We're home! Hollis is still feeling very tired and nauseous, but we're all happy to be home to continue her recovery. Before we left the hospital, we had to prove to the physical therapist that she didn't lose any functionality, so we had to walk up some stairs. She didn't want to, but she did it: if I was feeling as bad as she is, I wouldn't either. We're still getting settled in, so this is short, but I'll try to update a little later. Yee-haw!

Tuesday, July 15, 2008

Getting outside

Children's Hospital in Boston has a very nice garden area within its grounds. We took Hollis for a walk in the afternoon and she wanted to go out of her carriage to sit in the grass. She seemed to enjoy being outside.

She makes good progress physically. Hollis walked a little bit more this afternoon, drank a little and ate 3 potato chips. Our goal tomorrow is to try to get her to eat and drink more. If she does, we might be getting out of the hospital soon. She's been running a low grade fever but that has been managed with Tylenol. The nausea was better today, although Hollis was given more medicine to control it. We will give her less nausea medicine tomorrow and see how that goes.

We haven't really seen her personality come through yet. She hasn't said any of her words and no smiles or singing yet. From what we understand though, it can take some time before that comes back. I can't wait to get a kiss again from my daughter.

One last thing and I hesitate to post it because it feels like a jinx but I thought it would be good for everyone to know that so far we have not seen any seizures. It's still early and the doctors tell us seizures can persist after the surgery 6-8 weeks, but we have not seen any. Let's hope that continues!


Hollis stood and walked with assistance today. She took about 5 steps to the door, and she's sleeping it off now. Still feeling yucky, but we're trying to manage it with meds. We also had a music therapist come by and she sang her to sleep.
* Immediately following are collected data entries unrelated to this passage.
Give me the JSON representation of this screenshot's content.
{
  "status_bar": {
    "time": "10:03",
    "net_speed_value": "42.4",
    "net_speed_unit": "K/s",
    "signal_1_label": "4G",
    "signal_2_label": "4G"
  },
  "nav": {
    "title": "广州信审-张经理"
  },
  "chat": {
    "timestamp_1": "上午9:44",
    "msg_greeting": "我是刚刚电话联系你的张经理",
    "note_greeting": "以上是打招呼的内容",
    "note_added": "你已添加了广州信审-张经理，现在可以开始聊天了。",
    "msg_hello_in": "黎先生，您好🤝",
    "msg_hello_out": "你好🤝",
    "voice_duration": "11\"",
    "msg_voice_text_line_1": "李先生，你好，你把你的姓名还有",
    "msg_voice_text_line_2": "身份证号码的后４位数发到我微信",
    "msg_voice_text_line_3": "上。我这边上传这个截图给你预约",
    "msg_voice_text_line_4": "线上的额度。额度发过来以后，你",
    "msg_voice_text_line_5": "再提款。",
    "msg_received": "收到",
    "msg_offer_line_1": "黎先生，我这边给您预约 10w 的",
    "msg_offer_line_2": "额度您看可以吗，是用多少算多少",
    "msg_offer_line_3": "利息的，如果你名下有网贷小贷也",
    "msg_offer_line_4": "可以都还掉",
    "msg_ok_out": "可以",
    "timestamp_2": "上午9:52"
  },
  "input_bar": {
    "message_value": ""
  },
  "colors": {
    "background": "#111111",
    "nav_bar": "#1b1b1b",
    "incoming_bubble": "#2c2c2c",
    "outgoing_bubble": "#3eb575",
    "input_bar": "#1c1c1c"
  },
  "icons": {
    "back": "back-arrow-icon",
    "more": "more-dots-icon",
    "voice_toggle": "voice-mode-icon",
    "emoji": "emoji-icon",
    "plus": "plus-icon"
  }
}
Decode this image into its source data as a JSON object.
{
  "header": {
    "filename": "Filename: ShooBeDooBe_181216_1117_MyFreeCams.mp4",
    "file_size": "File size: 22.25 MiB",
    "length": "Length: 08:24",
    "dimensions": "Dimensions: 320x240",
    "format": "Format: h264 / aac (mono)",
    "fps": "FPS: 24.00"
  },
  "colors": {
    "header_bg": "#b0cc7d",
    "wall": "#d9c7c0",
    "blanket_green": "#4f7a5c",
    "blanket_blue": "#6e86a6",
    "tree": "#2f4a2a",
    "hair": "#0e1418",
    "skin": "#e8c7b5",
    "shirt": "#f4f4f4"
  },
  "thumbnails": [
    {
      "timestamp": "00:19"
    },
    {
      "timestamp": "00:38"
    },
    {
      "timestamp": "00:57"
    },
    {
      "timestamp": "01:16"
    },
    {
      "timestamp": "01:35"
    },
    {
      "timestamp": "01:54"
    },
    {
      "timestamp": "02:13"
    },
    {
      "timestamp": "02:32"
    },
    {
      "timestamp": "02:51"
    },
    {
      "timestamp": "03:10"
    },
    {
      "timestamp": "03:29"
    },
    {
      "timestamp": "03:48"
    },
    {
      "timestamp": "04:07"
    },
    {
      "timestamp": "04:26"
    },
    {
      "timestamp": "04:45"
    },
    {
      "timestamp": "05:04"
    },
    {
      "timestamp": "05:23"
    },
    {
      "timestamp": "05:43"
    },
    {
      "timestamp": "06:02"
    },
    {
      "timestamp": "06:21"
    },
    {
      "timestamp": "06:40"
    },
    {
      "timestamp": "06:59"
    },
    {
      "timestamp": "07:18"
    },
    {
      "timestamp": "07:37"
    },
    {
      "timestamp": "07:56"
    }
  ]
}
Dad may put pix on later today.

Monday, July 14, 2008

Ups and Downs

Today was Hollis's first outing from her bed since the surgery. Though I think she enjoyed the change of scenery, I believe she was a bit motion sick because she ended up throwing up the Sprite she had drunk earlier. She was very happy to see Katie and Alan visit again today. She also loved her trying out the blanket her Auntie Kim made (on her lap).

On the final report from Daddy tonight, Mom sprung into instant tears: she was watching her Elmo video, and signed "more" when it was done, and sang a few notes of Elmo's song. Off to bed for now...thank you all for your prayers and good wishes!

Tube out, getting PT

Hollis had her EVD drain removed this morning, which means she no longer has any drains in her head. The EVD went directly into the brain ventricles to remove excess fluid caused by the irritation of the surgery. So, now, she can move around a bit more freely in bed and the PT was going to come and work with her this morning. More updates later tonight when Mom is home again.

Sunday, July 13, 2008

Transfer out of ICU

So Hollis was transferred out of ICU today. She was more alert more of the day and waved bye-bye to a cute male IV nurse. Her function of her arms and legs appears to be about the same but she hasn't gotten out of bed yet and there will still be some time before we try to stand. The biggest issue we are dealing with is keeping the fluid/pressure in her brain at an appropriate level. As we learned today, she has to be very careful if she sits up or else she will start feeling icky.